Mike Martino began the winter with a hundred bee colonies on his Honey Hill apple orchard in Chittenango. He estimates he’ll lose about 30 colonies by spring time. He’s hoping the prolonged frigid temperatures of the past few months don’t kill off more.

When it’s cold, the bees have a harder time flying and need to eat more honey to keep warm. If they run out of honey, "they’ll starve to death and that’s obviously not a good sign. If the bees are dead in the spring, it’s hard to do anything with them", Martino said.

He also rents his bees out to neighboring orchards. With bee populations already declining in recent years, the damage to hives this winter could hurt fruit production this year.

"There’s a lot of farms that depend on my bees for their crops. And generally I probably need somewhere between 30 and 40 colonies to pollinate existing farms that I’m working with," Martino said.
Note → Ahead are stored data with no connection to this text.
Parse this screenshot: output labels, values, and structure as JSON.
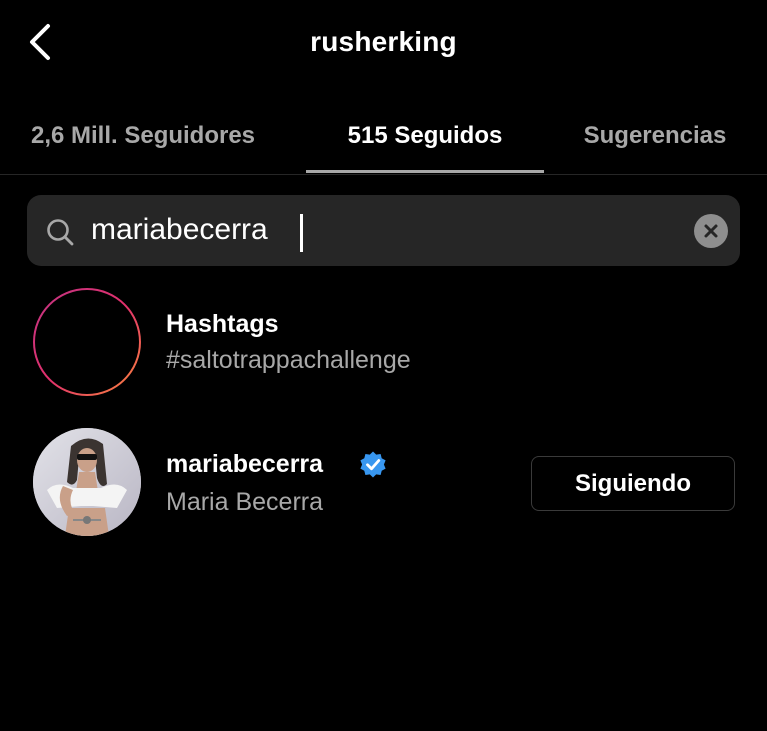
{
  "header": {
    "title": "rusherking"
  },
  "tabs": [
    {
      "label": "2,6 Mill. Seguidores",
      "active": false
    },
    {
      "label": "515 Seguidos",
      "active": true
    },
    {
      "label": "Sugerencias",
      "active": false
    }
  ],
  "search": {
    "value": "mariabecerra"
  },
  "results": [
    {
      "type": "hashtag",
      "title": "Hashtags",
      "subtitle": "#saltotrappachallenge"
    },
    {
      "type": "user",
      "title": "mariabecerra",
      "subtitle": "Maria Becerra",
      "verified": true,
      "button_label": "Siguiendo"
    }
  ],
  "colors": {
    "background": "#000000",
    "search_bg": "#262626",
    "secondary_text": "#a8a8a8",
    "verified_blue": "#3897f0"
  }
}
Sen. Charles Schumer (D-N.Y.) visited Martino’s farm Thursday to promote aspects of the recently-passed Farm Bill that could assist fruit farmers recover their losses from the unusually cold winter. Schumer also called on the U.S. Department of Agriculture to quickly release more aid to orchard growers and beekeepers.

Schumer says the upstate New York will qualify for additional disaster assistance if the state applies for it.